** Session Description: **The session consists of two 40 minute keynote lectures, followed by an open discussion led by the moderators.

Charge to Speakers and Audience: Discuss concepts, approaches and experience for (1) how domain knowledge can be maximally integrated into machine learning and (2) how the learning can be used to inform multi-scale models.

**Keynote Lectures (Tentative titles): **

1. Simulation-assisted machine learning, David Craft, Harvard Medical School.

2. Predicting molecular properties with covariant compositional networks, Risi Kondor, University of Chicago.

**Keynote Speaker Bios:**

* Dr. David Craft *is an Assistant Professor and the Head of the Optimization and Systems Biology Lab at Harvard Medical School and MGH. His current focus is on the development of machine learning approaches for personalized cancer treatment. The main research questions related to this line of work are:

*what is the value of prior knowledge in this domain*and

*how can we best incorporate such expert knowledge?*

* Dr. Risi Kodor *is an Associate Professor in the Departments of Computer Science and Statistics at the University of Chicago. His current research interests lie in the areas of machine learning, statistical learning theory, non-commutative harmonic analysis, computational group theory, harmonic analysis on graphs and networks, theoretical computer science, and applications in computational physics and biology.

**Moderator Bios: **

* Dr. Paris Perdikaris *is an Assistant Professor in the Department of Mechanical Engineering and Applied Mechanics at the University of Pennsylvania. His work spans a wide range of areas in computational science and engineering, with a particular focus on the analysis and design of complex physical and biological systems using machine learning, stochastic modeling, computational mechanics, and high-performance computing.

* Dr. William Cannon *is a Scientist in the Physical and Computational Sciences Division at the Pacific Northwest National Laboratory. His work combines modeling & simulation with data analysis to understand how cells change as a function of the environment, and more broadly to understand the principles of self-organization and the emergence of biological function.

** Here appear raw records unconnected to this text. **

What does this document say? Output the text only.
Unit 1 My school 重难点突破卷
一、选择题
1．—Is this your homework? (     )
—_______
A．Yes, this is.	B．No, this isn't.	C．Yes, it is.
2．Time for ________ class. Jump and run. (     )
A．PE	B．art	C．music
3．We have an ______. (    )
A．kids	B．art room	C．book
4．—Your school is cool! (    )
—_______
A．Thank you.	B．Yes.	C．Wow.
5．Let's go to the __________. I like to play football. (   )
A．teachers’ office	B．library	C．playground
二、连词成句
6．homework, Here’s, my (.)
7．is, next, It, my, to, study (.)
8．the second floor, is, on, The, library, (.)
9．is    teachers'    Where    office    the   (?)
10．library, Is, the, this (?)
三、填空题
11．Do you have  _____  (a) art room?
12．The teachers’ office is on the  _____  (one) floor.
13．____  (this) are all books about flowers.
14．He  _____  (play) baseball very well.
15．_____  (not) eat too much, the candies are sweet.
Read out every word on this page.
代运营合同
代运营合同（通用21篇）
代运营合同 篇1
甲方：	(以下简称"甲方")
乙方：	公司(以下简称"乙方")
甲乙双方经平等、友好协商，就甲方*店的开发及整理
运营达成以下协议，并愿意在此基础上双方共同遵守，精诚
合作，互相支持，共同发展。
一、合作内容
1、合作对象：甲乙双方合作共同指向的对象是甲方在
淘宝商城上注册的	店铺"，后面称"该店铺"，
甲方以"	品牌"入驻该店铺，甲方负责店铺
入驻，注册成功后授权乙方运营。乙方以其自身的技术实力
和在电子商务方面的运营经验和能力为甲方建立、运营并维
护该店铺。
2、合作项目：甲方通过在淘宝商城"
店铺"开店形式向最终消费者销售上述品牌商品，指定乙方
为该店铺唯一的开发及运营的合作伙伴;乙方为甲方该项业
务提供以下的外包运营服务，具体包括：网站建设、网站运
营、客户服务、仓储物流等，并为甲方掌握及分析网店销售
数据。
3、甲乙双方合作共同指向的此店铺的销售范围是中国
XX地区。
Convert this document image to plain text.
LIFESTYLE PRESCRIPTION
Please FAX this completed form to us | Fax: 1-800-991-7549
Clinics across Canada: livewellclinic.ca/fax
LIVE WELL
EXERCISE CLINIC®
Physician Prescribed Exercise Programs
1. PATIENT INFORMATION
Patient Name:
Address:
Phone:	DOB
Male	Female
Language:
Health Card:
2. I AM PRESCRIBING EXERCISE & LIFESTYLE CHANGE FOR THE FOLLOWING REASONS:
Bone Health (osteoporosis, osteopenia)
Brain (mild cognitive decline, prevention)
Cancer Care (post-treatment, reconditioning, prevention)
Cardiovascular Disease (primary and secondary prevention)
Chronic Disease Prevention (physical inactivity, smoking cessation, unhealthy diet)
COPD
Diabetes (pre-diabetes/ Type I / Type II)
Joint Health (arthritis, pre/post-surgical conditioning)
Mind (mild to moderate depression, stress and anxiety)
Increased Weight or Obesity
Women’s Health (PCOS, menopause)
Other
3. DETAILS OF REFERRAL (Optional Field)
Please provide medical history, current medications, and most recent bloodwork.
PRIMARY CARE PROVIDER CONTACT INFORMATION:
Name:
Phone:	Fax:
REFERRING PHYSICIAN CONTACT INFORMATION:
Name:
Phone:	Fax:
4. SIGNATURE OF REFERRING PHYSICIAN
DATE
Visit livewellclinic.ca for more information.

**Workshop Discussion Questions:**

- Can theory-driven machine learning approaches enable the discovery interpretable models that not only can explain the observed data, but can elucidate mechanisms, distill causality, and help us probe interventions and counterfactuals in complex multiscale systems? For instance, causal inference generally uses various statistical measures such as partial correlation to infer causal influence. If instead, the appropriate statistical measure were known from the physics, such as a statistical odds ratio from thermodynamics, would the causal inference be more accurate or interpretable as a mechanism?
- Can theory-driven machine learning, combined with sparse and indirect measurements of the phenomena, produce a mechanistic understanding of how biological phenomena emerge?
- Can theory-driven machine learning approaches uncover meaningful and compact representations for complex inter-connected processes, and, subsequently, enable the cost-effective exploration of vast combinatorial spaces (e.g., design of bio-molecules with target properties)?
- Uncertainty quantification is the back-bone of decision making. Can theory-driven machine learning approaches enable the reliable characterization of predictive uncertainty and pinpoint its sources? The quantification of uncertainty has many practical applications such as decision making in the clinic, the robust design of synthetic biology pathways, drug target identification and drug risk assessment, as well as guiding the judicious acquisition of new data.
- Is deep learning necessary in theory-driven learning? In principle, the more domain knowledge that is incorporated into the model the less that needs to be learned and the easier the computing task will be.
- It is likely that the applications will utilize a range of techniques, from dynamic programming to variational methods to standard machine learning to deep learning. Is high performance computing required when theory-driven models are employed?
- What are the challenges and limitations of incorporating theory into machine learning for use with multiscale modeling? Are some machine learning methods, such as reinforcement learning, more conducive to integration with multiscale modeling?